ABD Dışişleri Bakanı Mike Pompeo, İran tarafından atılan adımların nükleer silah edinme seçeneğine doğru ilerleyebileceği konusunda uyarıda bulunarak, nükleer bir tırmanışın yaşanabileceği hususunda endişeli olduğunu söyledi. Ayrıca uluslararası toplumu İran üzerindeki baskıyı artırmak için ciddi adımlar atmaya çağırdı.
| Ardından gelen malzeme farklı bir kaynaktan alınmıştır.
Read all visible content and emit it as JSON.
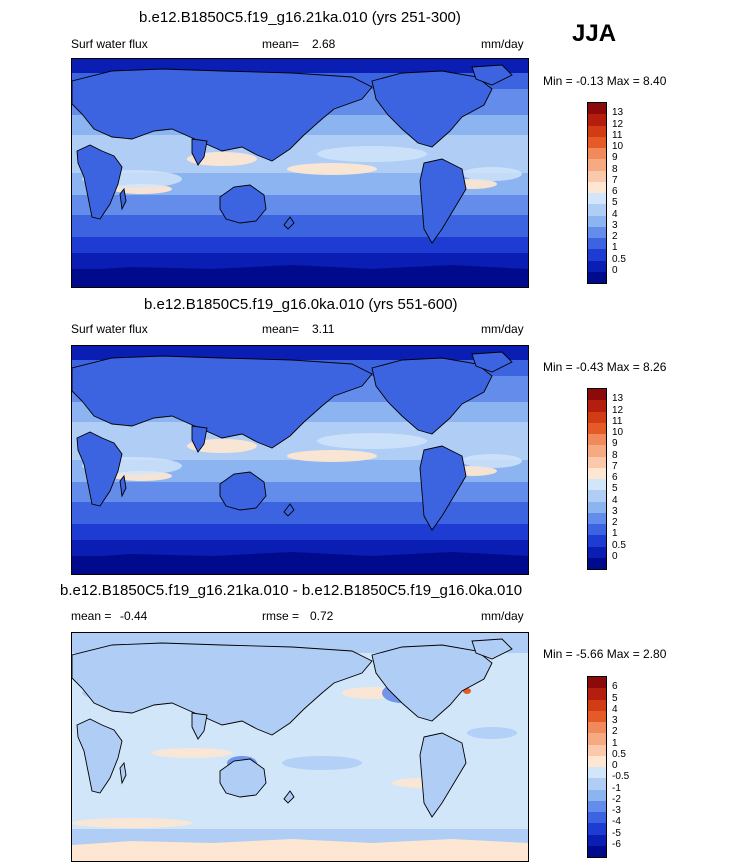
{
  "season": "JJA",
  "panels": [
    {
      "title": "b.e12.B1850C5.f19_g16.21ka.010 (yrs 251-300)",
      "variable": "Surf water flux",
      "stat1_label": "mean=",
      "stat1_value": "2.68",
      "stat2_label": "",
      "stat2_value": "",
      "units": "mm/day",
      "minmax": "Min =  -0.13 Max =   8.40",
      "colorbar": {
        "ticks": [
          "13",
          "12",
          "11",
          "10",
          "9",
          "8",
          "7",
          "6",
          "5",
          "4",
          "3",
          "2",
          "1",
          "0.5",
          "0"
        ],
        "colors": [
          "#8c0a0a",
          "#b41e0e",
          "#d23c14",
          "#e65a28",
          "#f08a5a",
          "#f5aa82",
          "#fac8aa",
          "#fde6d2",
          "#d2e6fa",
          "#afcdf5",
          "#8cb4f0",
          "#648cea",
          "#3c64e1",
          "#1e3cd2",
          "#0a1eb4",
          "#000a8c"
        ]
      },
      "chart_data": {
        "type": "heatmap",
        "title": "b.e12.B1850C5.f19_g16.21ka.010 (yrs 251-300)",
        "field": "Surf water flux",
        "units": "mm/day",
        "season": "JJA",
        "mean": 2.68,
        "min": -0.13,
        "max": 8.4,
        "levels": [
          0,
          0.5,
          1,
          2,
          3,
          4,
          5,
          6,
          7,
          8,
          9,
          10,
          11,
          12,
          13
        ]
      }
    },
    {
      "title": "b.e12.B1850C5.f19_g16.0ka.010 (yrs 551-600)",
      "variable": "Surf water flux",
      "stat1_label": "mean=",
      "stat1_value": "3.11",
      "stat2_label": "",
      "stat2_value": "",
      "units": "mm/day",
      "minmax": "Min =  -0.43 Max =   8.26",
      "colorbar": {
        "ticks": [
          "13",
          "12",
          "11",
          "10",
          "9",
          "8",
          "7",
          "6",
          "5",
          "4",
          "3",
          "2",
          "1",
          "0.5",
          "0"
        ],
        "colors": [
          "#8c0a0a",
          "#b41e0e",
          "#d23c14",
          "#e65a28",
          "#f08a5a",
          "#f5aa82",
          "#fac8aa",
          "#fde6d2",
          "#d2e6fa",
          "#afcdf5",
          "#8cb4f0",
          "#648cea",
          "#3c64e1",
          "#1e3cd2",
          "#0a1eb4",
          "#000a8c"
        ]
      },
      "chart_data": {
        "type": "heatmap",
        "title": "b.e12.B1850C5.f19_g16.0ka.010 (yrs 551-600)",
        "field": "Surf water flux",
        "units": "mm/day",
        "season": "JJA",
        "mean": 3.11,
        "min": -0.43,
        "max": 8.26,
        "levels": [
          0,
          0.5,
          1,
          2,
          3,
          4,
          5,
          6,
          7,
          8,
          9,
          10,
          11,
          12,
          13
        ]
      }
    },
    {
      "title": "b.e12.B1850C5.f19_g16.21ka.010 - b.e12.B1850C5.f19_g16.0ka.010",
      "variable": "",
      "stat1_label": "mean =",
      "stat1_value": "-0.44",
      "stat2_label": "rmse =",
      "stat2_value": "0.72",
      "units": "mm/day",
      "minmax": "Min =  -5.66 Max =   2.80",
      "colorbar": {
        "ticks": [
          "6",
          "5",
          "4",
          "3",
          "2",
          "1",
          "0.5",
          "0",
          "-0.5",
          "-1",
          "-2",
          "-3",
          "-4",
          "-5",
          "-6"
        ],
        "colors": [
          "#8c0a0a",
          "#b41e0e",
          "#d23c14",
          "#e65a28",
          "#f08a5a",
          "#f5aa82",
          "#fac8aa",
          "#fde6d2",
          "#d2e6fa",
          "#afcdf5",
          "#8cb4f0",
          "#648cea",
          "#3c64e1",
          "#1e3cd2",
          "#0a1eb4",
          "#000a8c"
        ]
      },
      "chart_data": {
        "type": "heatmap",
        "title": "b.e12.B1850C5.f19_g16.21ka.010 - b.e12.B1850C5.f19_g16.0ka.010",
        "units": "mm/day",
        "season": "JJA",
        "mean": -0.44,
        "rmse": 0.72,
        "min": -5.66,
        "max": 2.8,
        "levels": [
          -6,
          -5,
          -4,
          -3,
          -2,
          -1,
          -0.5,
          0,
          0.5,
          1,
          2,
          3,
          4,
          5,
          6
        ]
      }
    }
  ]
}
ABD'nin İran Özel Temsilcisi Brian Hook, Şarku’l Avsat’a verdiği özel röportajda, ülkesinin planladığı adımlar konusunda açıklamalarda bulundu. Nükleer anlaşmanın İran'ın bu husustaki hırslarını azaltma konusundaki başarısızlığına işaret eden Hook, ABD’nin anlaşmadan geri çekildikten sonra İran’a sert yaptırımlar uyguladığını ve anlaşmadaki diğer ülkelere, gerek Birleşmiş Milletler Güvenlik Konseyi (BMGK) içinde gerekse de nükleer anlaşma haricindeki çalışmalar ile ulusal çıkarlarını güvence altına alacak ve dünya için güvenlik sağlayacak kararlar almaları çağrısında bulunduğunu söyledi.
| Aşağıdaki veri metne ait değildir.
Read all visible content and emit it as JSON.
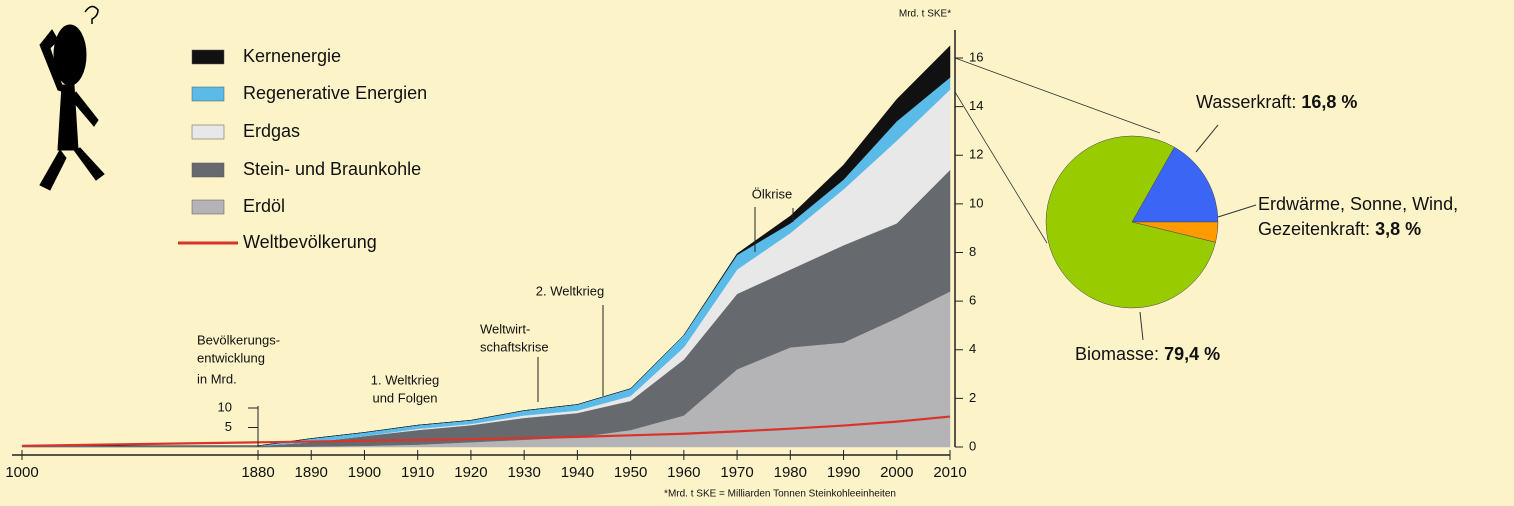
{
  "chart_data": [
    {
      "type": "area",
      "stacked": true,
      "y_label": "Mrd. t SKE*",
      "footnote": "*Mrd. t SKE = Milliarden Tonnen Steinkohleeinheiten",
      "y2_label": [
        "Bevölkerungs-",
        "entwicklung",
        "in Mrd."
      ],
      "annotations": [
        [
          "Ölkrise"
        ],
        [
          "2. Weltkrieg"
        ],
        [
          "Weltwirt-",
          "schaftskrise"
        ],
        [
          "1. Weltkrieg",
          "und Folgen"
        ]
      ],
      "x": [
        1000,
        1880,
        1890,
        1900,
        1910,
        1920,
        1930,
        1940,
        1950,
        1960,
        1970,
        1980,
        1990,
        2000,
        2010
      ],
      "xlim": [
        1000,
        2010
      ],
      "xticks": [
        1000,
        1880,
        1890,
        1900,
        1910,
        1920,
        1930,
        1940,
        1950,
        1960,
        1970,
        1980,
        1990,
        2000,
        2010
      ],
      "ylim": [
        0,
        16
      ],
      "yticks": [
        0,
        2,
        4,
        6,
        8,
        10,
        12,
        14,
        16
      ],
      "y2lim": [
        0,
        10
      ],
      "y2ticks": [
        5,
        10
      ],
      "series": [
        {
          "name": "Kernenergie",
          "color": "#111111",
          "values": [
            0,
            0,
            0,
            0,
            0,
            0,
            0,
            0,
            0,
            0,
            0.05,
            0.3,
            0.6,
            0.9,
            1.3
          ]
        },
        {
          "name": "Regenerative Energien",
          "color": "#5bbbe8",
          "values": [
            0,
            0,
            0.15,
            0.15,
            0.15,
            0.15,
            0.2,
            0.25,
            0.3,
            0.5,
            0.6,
            0.4,
            0.4,
            0.8,
            0.5
          ]
        },
        {
          "name": "Erdgas",
          "color": "#e8e8e8",
          "values": [
            0,
            0,
            0,
            0,
            0.05,
            0.05,
            0.1,
            0.1,
            0.2,
            0.5,
            1.0,
            1.5,
            2.3,
            3.4,
            3.3
          ]
        },
        {
          "name": "Stein- und Braunkohle",
          "color": "#66696d",
          "values": [
            0.05,
            0.05,
            0.18,
            0.4,
            0.6,
            0.7,
            0.9,
            1.0,
            1.2,
            2.3,
            3.1,
            3.2,
            4.0,
            3.9,
            5.0
          ]
        },
        {
          "name": "Erdöl",
          "color": "#b4b4b6",
          "values": [
            0,
            0,
            0.02,
            0.05,
            0.1,
            0.2,
            0.3,
            0.4,
            0.7,
            1.3,
            3.2,
            4.1,
            4.3,
            5.3,
            6.4
          ]
        },
        {
          "name": "Weltbevölkerung",
          "type": "line",
          "axis": "y2",
          "color": "#d9342b",
          "values": [
            0.3,
            1.2,
            1.4,
            1.6,
            1.8,
            2.0,
            2.3,
            2.6,
            3.0,
            3.4,
            4.0,
            4.7,
            5.5,
            6.5,
            7.8
          ]
        }
      ]
    },
    {
      "type": "pie",
      "categories": [
        [
          "Wasserkraft:"
        ],
        [
          "Erdwärme, Sonne, Wind,",
          "Gezeitenkraft:"
        ],
        [
          "Biomasse:"
        ]
      ],
      "values": [
        16.8,
        3.8,
        79.4
      ],
      "value_labels": [
        "16,8 %",
        "3,8 %",
        "79,4 %"
      ],
      "colors": [
        "#3b66f5",
        "#ff9a00",
        "#99cc00"
      ]
    }
  ]
}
Hook, ABD’nin bir yandan İran’a ve İran Dini Lideri Ali Hamaney’e yakın yönetici sınıfa azami yaptırımlar ve baskı kampanyası uygularken, diğer taraftan yabancı şirketlerin İran nükleer programında yaptırımlara maruz kalmaksızın çalışmalarına olanak sağlayan muafiyetlerin uzatıldığını ilan etmesi gibi birbiriyle çelişen tutumunu savundu. Ayrıca Hook, İran nükleer anlaşmasındaki en büyük hatalardan birinin, silah ambargosunun nükleer anlaşmanın yürürlüğe girmesinden beş yıl sonra kaldırılması olduğunu söyledi ve bunun İran’ın geleneksel silahlar almasına ve satmasına imkân tanıdığını vurguladı. Ayrıca Hook, yapılan bir diğer hatanın, Devrim Muhafızları'nın yabancı operasyonlardan sorumlu birimi Kudüs Gücü Komutanı Kasım Süleymani ve diğer 22 İranlı teröristin seyahat yasağının kaldırılması olduğunu ifade etti.
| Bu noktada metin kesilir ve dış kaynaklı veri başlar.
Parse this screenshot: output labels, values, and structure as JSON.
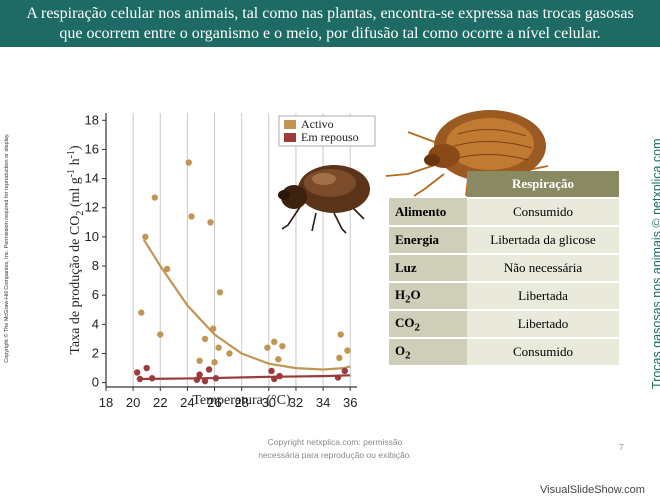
{
  "banner": {
    "line1": "A respiração celular nos animais, tal como nas plantas, encontra-se expressa nas trocas gasosas",
    "line2": "que ocorrem entre o organismo e o meio, por difusão tal como ocorre a nível celular."
  },
  "side_left_text": "Copyright © The McGraw-Hill Companies, Inc. Permission required for reproduction or display.",
  "side_right_text": "Trocas gasosas nos animais © netxplica.com",
  "chart_data": {
    "type": "scatter",
    "xlabel": "Temperatura (°C)",
    "ylabel_main": "Taxa de produção de CO",
    "ylabel_sub": "2",
    "ylabel_units": " (ml g",
    "ylabel_exp1": "-1",
    "ylabel_mid": " h",
    "ylabel_exp2": "-1",
    "ylabel_end": ")",
    "xlim": [
      18,
      36.5
    ],
    "ylim": [
      -0.3,
      18.5
    ],
    "x_ticks": [
      18,
      20,
      22,
      24,
      26,
      28,
      30,
      32,
      34,
      36
    ],
    "y_ticks": [
      0,
      2,
      4,
      6,
      8,
      10,
      12,
      14,
      16,
      18
    ],
    "grid": "vertical",
    "legend_position": "top-right",
    "series": [
      {
        "name": "Activo",
        "color": "#c39552",
        "points": [
          [
            20.6,
            4.8
          ],
          [
            20.9,
            10.0
          ],
          [
            21.6,
            12.7
          ],
          [
            22.0,
            3.3
          ],
          [
            22.5,
            7.8
          ],
          [
            24.1,
            15.1
          ],
          [
            24.3,
            11.4
          ],
          [
            24.9,
            1.5
          ],
          [
            25.3,
            3.0
          ],
          [
            25.7,
            11.0
          ],
          [
            25.9,
            3.7
          ],
          [
            26.0,
            1.4
          ],
          [
            26.3,
            2.4
          ],
          [
            26.4,
            6.2
          ],
          [
            27.1,
            2.0
          ],
          [
            29.9,
            2.4
          ],
          [
            30.4,
            2.8
          ],
          [
            30.7,
            1.6
          ],
          [
            31.0,
            2.5
          ],
          [
            35.2,
            1.7
          ],
          [
            35.3,
            3.3
          ],
          [
            35.8,
            2.2
          ]
        ],
        "trend": [
          [
            20.8,
            9.8
          ],
          [
            22.0,
            8.0
          ],
          [
            24.0,
            5.3
          ],
          [
            26.0,
            3.3
          ],
          [
            28.0,
            2.0
          ],
          [
            30.0,
            1.3
          ],
          [
            32.0,
            1.0
          ],
          [
            34.0,
            0.9
          ],
          [
            35.5,
            1.0
          ],
          [
            36.0,
            1.1
          ]
        ]
      },
      {
        "name": "Em repouso",
        "color": "#9b3b3b",
        "points": [
          [
            20.3,
            0.7
          ],
          [
            20.5,
            0.25
          ],
          [
            21.0,
            1.0
          ],
          [
            21.4,
            0.3
          ],
          [
            24.7,
            0.2
          ],
          [
            24.9,
            0.55
          ],
          [
            25.3,
            0.1
          ],
          [
            25.6,
            0.9
          ],
          [
            26.1,
            0.3
          ],
          [
            30.2,
            0.8
          ],
          [
            30.4,
            0.25
          ],
          [
            30.8,
            0.45
          ],
          [
            35.1,
            0.35
          ],
          [
            35.6,
            0.8
          ]
        ],
        "trend": [
          [
            20.3,
            0.25
          ],
          [
            25.0,
            0.3
          ],
          [
            30.0,
            0.4
          ],
          [
            34.0,
            0.45
          ],
          [
            36.0,
            0.5
          ]
        ]
      }
    ]
  },
  "table": {
    "header": "Respiração",
    "rows": [
      {
        "label": "Alimento",
        "value": "Consumido"
      },
      {
        "label": "Energia",
        "value": "Libertada da glicose"
      },
      {
        "label": "Luz",
        "value": "Não necessária"
      },
      {
        "label": "H",
        "label_sub": "2",
        "label_after": "O",
        "value": "Libertada"
      },
      {
        "label": "CO",
        "label_sub": "2",
        "label_after": "",
        "value": "Libertado"
      },
      {
        "label": "O",
        "label_sub": "2",
        "label_after": "",
        "value": "Consumido"
      }
    ]
  },
  "footer": {
    "line1": "Copyright netxplica.com: permissão",
    "line2": "necessária para reprodução ou exibição."
  },
  "page_number": "7",
  "watermark": "VisualSlideShow.com"
}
Hook: Ruhani’nin seyrüsefer güvenliği açıklaması komik
ABD'nin İran Özel Temsilcisi Hook, İran Cumhurbaşkanı Hasan Ruhani'nin Körfez’deki seyrüsefer güvenliğinin sağlanması çağrısını, ‘komik ve herhangi biri tarafından ciddiye alınması mümkün değil’ diyerek nitelendirdi.
ABD'nin İran Özel Temsilcisi Brian Hook ile gerçekleştirilen röportajın tamamı;
- İran, 2015 yılında imzalanan nükleer anlaşma kapsamındaki yükümlülüklerini ihlal ederek Fordo Nükleer Tesisi'nde uranyum zenginleştirme faaliyetlerine yeniden başladı. Üye devletler, bu husustaki endişelerini dile getirdiler. ABD Dışişleri Bakanı Mike Pompeo ise atılan bu adımın nükleer bir tırmanışın sinyalini verdiğini belirterek, İran rejimi üzerindeki baskıyı artırmak için ciddi adımlar atılması çağrısında bulundu. ABD, İran’ın nükleer alandaki bu hamleleriyle nasıl başa çıkacak? Hangi adımları atmayı düşünüyorsunuz?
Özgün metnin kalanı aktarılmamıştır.